It’s certainly preferable to "upper-class economics" or "crazy-rich-fatcat" economics. And the basic argument for bulking up the middle class’ purchasing power over the long haul is sound.
But it also raises an uncomfortable, if obvious question: What about the lower class?
Poverty, when properly measured, has fallen over the last 50 years — thanks overwhelmingly to safety net spending — but still remains at around 16 percent. That includes 13 million children, and the U.S. has a shockingly high number of kids living below 50 percent of median income compared to other advanced countries. Meanwhile, the number of job seekers still outstrips the number of job openings in nearly every sector of the economy, and unemployment among the less educated remains much higher than for the country as a whole.
Yet the Democrats’ new proposals to boost the middle class feature a number of design aspects that render them almost useless to the lower class. More broadly, the Democrats have spent the last few decades turning away from a commitment to a broad and generous social safety net, and towards shrinking government and mandating work requirements. (Though ObamaCare was a welcome exception to this trend.)
The GOP is even worse on this score, eagerly pursuing even more cuts to the safety net and even more work requirements. It has also perpetuated our country’s strange habit of funneling aid through the tax code — and thus disproportionately benefiting the already well-off.
A report by The New York Times earlier this week laid out the problem starkly. From 1967 to 2000, the middle class — which the article defined as households making $35,000 to $100,000 in today's dollars — shrank by 8 percentage points, while the number of households making less shrank by 9 percentage points. But those households making more increased by 18 percentage points.
Conservative commentators took this as a good sign (more people making high incomes!), but it also suggests that moving from the middle to the upper class has been a lot easier than moving from the lower to the middle. Even more disturbing, the shrinkage of the lower class and the growth of the upper class both dramatically reversed after 2000 — each by 3 percentage points — while the middle continued to fall. The report also found that an increasing share of the middle is made up of older Americans — suggesting things would be even worse without Medicare and Social Security — while the poorly educated and single-parent homes are a rising share of the lower slice.
Then layer on the fact that the children of poor families are overwhelmingly likely to remain poor, and rich children to remain rich — even in those rare circumstances when the rich child did not get a college education and the poor child did. Class is pretty entrenched across generations in America.
We can add other data points to this. The share of consumption in the economy provided by the top 20 percent of earners has increased from 53.4 percent in 1992, to 61 percent in 2012. That same slice of the population has provided 90 percent of the increase in consumption since 2009. High-end goods and services are on the upswing, while retailers aimed at the middle class — like Sears and J.C. Penny — are retrenching.

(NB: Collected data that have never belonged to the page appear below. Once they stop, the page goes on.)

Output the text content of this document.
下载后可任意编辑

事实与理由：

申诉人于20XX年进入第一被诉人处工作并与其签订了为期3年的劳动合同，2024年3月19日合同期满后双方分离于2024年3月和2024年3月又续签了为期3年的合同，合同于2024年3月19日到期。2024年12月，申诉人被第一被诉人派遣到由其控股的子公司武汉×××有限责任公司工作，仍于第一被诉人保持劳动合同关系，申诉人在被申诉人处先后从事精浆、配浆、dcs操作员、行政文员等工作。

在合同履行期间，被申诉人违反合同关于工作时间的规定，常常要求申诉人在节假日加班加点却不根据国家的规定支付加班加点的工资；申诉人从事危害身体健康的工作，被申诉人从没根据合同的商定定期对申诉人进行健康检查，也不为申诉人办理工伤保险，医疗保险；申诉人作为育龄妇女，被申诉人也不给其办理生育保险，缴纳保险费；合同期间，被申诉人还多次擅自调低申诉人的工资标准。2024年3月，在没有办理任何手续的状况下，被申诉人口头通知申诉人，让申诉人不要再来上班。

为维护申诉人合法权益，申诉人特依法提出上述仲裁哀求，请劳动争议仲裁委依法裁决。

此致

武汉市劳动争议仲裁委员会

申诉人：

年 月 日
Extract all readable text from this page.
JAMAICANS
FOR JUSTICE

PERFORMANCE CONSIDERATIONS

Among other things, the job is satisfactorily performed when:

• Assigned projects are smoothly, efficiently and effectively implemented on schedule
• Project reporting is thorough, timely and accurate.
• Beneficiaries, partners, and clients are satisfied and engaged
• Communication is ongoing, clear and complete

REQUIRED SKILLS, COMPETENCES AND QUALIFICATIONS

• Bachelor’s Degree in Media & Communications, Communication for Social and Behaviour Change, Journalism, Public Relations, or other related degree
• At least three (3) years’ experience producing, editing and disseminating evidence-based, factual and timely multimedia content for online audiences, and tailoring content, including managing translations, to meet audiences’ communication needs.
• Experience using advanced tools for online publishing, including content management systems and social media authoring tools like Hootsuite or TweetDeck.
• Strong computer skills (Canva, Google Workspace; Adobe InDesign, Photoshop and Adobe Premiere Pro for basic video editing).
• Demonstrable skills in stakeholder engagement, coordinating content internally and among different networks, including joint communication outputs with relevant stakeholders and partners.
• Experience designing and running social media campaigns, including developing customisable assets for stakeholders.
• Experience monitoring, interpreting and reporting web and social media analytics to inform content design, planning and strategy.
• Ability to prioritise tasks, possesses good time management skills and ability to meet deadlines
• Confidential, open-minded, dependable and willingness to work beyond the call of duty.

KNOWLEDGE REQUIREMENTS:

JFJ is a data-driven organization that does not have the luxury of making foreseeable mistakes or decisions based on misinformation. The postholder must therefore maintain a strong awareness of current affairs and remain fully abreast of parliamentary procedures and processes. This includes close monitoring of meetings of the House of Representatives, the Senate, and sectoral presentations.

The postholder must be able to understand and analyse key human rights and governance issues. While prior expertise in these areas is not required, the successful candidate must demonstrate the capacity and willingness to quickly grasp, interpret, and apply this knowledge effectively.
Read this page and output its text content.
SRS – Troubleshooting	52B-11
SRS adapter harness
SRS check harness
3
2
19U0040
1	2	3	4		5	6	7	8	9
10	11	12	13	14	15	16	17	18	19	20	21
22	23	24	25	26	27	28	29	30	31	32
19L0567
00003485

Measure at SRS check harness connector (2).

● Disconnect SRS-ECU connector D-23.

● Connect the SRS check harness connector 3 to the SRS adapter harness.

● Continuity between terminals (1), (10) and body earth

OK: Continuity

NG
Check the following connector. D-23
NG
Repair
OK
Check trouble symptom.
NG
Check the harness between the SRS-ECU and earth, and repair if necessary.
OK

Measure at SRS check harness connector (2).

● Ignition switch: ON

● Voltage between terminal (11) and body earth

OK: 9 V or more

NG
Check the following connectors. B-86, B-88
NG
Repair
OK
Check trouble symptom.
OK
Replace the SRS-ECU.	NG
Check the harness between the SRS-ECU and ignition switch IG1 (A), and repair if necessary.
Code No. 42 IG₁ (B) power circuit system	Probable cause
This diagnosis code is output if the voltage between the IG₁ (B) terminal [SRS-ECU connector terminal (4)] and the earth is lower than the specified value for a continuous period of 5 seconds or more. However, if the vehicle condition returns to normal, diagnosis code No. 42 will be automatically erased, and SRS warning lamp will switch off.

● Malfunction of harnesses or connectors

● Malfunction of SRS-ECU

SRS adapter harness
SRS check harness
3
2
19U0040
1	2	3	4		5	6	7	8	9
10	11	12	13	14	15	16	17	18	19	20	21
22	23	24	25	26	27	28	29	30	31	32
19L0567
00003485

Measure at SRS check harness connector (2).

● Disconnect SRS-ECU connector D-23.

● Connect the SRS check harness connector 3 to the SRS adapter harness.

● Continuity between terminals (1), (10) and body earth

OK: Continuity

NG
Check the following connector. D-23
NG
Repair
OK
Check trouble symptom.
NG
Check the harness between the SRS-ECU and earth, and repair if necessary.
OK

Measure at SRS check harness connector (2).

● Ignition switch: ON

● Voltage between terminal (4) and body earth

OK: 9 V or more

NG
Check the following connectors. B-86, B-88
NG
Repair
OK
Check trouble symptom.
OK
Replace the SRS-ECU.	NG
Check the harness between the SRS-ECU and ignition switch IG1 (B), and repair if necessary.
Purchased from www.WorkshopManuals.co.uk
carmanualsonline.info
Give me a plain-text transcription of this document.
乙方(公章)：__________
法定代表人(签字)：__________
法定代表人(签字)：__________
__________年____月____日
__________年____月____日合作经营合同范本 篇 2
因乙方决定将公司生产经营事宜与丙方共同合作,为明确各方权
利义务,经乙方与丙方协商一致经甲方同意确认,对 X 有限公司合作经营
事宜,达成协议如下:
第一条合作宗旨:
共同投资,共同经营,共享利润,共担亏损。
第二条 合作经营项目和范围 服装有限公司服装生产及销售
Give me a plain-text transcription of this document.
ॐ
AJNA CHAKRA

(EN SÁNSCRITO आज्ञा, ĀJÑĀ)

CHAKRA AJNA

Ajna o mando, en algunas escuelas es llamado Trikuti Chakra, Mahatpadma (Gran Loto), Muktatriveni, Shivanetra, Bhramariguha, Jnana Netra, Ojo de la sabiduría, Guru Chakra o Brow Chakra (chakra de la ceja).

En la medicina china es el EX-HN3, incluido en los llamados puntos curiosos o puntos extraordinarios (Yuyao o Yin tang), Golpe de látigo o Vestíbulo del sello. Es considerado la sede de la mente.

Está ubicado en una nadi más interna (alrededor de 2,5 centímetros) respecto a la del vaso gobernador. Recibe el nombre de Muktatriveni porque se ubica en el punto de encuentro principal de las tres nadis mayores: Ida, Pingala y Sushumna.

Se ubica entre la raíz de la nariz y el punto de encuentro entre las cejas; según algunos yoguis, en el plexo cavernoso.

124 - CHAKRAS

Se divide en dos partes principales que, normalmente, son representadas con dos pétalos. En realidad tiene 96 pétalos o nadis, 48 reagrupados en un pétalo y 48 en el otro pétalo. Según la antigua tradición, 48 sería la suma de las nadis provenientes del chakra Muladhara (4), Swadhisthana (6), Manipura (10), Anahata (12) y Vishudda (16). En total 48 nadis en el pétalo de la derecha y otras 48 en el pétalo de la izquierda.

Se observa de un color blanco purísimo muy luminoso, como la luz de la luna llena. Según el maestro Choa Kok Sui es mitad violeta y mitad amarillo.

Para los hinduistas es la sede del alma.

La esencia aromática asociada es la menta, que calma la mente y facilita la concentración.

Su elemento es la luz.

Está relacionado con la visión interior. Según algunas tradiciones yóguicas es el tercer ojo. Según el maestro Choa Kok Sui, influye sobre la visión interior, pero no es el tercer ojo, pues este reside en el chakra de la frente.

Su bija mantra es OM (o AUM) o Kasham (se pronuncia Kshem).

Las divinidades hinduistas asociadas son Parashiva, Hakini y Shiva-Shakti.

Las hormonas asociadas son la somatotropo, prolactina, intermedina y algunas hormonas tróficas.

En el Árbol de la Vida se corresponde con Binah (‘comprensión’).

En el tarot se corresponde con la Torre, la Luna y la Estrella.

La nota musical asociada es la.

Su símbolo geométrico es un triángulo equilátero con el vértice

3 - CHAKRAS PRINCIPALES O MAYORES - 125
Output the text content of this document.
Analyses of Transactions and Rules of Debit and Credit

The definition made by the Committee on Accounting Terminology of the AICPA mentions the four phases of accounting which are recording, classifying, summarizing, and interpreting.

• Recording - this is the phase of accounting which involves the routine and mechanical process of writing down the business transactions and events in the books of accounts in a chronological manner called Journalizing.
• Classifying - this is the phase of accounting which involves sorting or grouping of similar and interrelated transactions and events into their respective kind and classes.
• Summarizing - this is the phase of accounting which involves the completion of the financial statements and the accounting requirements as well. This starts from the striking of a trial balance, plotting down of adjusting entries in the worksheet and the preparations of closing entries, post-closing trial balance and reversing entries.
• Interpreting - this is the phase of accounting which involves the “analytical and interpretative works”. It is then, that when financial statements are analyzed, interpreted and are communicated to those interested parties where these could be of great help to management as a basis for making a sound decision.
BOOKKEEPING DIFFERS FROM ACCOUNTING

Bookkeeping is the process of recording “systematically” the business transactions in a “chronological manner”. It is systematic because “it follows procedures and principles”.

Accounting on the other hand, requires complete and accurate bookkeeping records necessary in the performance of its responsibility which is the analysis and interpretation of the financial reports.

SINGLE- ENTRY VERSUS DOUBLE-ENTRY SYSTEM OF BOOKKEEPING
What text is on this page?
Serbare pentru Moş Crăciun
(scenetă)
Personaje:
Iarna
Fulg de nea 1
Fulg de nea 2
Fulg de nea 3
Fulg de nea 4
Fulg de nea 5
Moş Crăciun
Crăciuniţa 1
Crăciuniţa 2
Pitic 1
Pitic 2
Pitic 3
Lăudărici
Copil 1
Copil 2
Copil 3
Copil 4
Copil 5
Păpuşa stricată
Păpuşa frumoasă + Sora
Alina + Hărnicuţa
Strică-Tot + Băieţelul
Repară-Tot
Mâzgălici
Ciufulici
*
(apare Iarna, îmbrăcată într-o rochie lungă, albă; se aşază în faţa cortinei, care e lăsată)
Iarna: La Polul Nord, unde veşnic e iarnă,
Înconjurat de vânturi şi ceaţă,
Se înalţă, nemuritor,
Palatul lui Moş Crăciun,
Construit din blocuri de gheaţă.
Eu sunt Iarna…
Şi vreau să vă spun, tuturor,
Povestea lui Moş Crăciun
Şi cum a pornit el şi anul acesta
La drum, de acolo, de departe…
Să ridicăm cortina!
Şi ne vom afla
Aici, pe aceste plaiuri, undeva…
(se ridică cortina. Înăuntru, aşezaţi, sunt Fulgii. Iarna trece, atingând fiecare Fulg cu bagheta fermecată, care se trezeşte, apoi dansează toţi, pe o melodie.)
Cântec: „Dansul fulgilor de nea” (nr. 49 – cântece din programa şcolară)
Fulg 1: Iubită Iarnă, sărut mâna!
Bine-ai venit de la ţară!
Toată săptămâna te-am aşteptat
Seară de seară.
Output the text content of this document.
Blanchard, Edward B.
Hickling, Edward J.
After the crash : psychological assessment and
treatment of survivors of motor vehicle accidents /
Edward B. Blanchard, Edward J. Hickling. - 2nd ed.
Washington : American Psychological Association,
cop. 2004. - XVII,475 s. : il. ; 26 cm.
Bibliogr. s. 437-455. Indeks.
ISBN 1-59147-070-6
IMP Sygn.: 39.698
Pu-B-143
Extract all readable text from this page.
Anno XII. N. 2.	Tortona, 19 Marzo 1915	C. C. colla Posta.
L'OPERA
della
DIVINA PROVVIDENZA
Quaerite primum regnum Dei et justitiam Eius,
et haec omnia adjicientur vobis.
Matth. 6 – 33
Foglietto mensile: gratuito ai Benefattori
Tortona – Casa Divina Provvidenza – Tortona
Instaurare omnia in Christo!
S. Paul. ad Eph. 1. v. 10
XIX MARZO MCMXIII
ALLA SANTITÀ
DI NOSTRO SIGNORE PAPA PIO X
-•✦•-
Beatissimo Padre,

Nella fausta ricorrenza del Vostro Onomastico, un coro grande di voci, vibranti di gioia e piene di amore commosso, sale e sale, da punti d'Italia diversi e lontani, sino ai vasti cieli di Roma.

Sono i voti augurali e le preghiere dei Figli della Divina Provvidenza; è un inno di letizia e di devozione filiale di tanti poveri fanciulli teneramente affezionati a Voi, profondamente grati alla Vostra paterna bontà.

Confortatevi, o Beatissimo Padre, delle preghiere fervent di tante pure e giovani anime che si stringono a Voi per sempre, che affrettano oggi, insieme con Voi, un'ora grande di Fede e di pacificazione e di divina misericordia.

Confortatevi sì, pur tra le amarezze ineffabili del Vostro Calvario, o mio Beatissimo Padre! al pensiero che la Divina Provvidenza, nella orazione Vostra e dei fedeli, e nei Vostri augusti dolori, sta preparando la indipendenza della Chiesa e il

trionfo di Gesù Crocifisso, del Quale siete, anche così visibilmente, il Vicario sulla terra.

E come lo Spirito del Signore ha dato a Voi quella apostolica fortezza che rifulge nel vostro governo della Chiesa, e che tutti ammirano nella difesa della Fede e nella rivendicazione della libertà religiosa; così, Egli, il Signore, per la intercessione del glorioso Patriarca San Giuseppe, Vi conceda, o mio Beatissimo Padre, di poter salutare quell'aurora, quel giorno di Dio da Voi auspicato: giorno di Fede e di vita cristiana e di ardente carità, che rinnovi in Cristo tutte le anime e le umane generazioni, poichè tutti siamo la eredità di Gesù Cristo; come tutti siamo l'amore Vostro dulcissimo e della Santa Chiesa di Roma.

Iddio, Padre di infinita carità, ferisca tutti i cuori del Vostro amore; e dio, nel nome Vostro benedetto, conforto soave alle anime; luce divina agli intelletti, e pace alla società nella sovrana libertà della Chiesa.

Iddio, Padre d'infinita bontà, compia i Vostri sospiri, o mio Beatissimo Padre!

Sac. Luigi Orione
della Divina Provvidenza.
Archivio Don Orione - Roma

As William Spriggs, a former Department of Labor economist, told Seth Michaels at Talking Points Memo, this shift comes with all sorts of terrible consequences for where job growth occurs and who gets access to it. As industries chase richer consumers, price points rise, and those employers become less able to offer jobs at middle-class wages. The jobs left are disproportionately in the service industry — attending to the upper class’ luxury consumption — with low wages and little chance of upward mobility.
As Michaels noted, modern corporations, with their fixation on shareholder value, don’t bother pushing back at this trend — they just adjust their business models accordingly. And political science suggests its the preferences and concerns of the upper class that utterly dominate politicians’ thinking. As long as the well-off are doing alright, neither our economic system nor our political system is inclined to worry about anyone else.
So the upper class isn’t just growing — it’s sucking up the entire economy with it, and leaving everyone else behind.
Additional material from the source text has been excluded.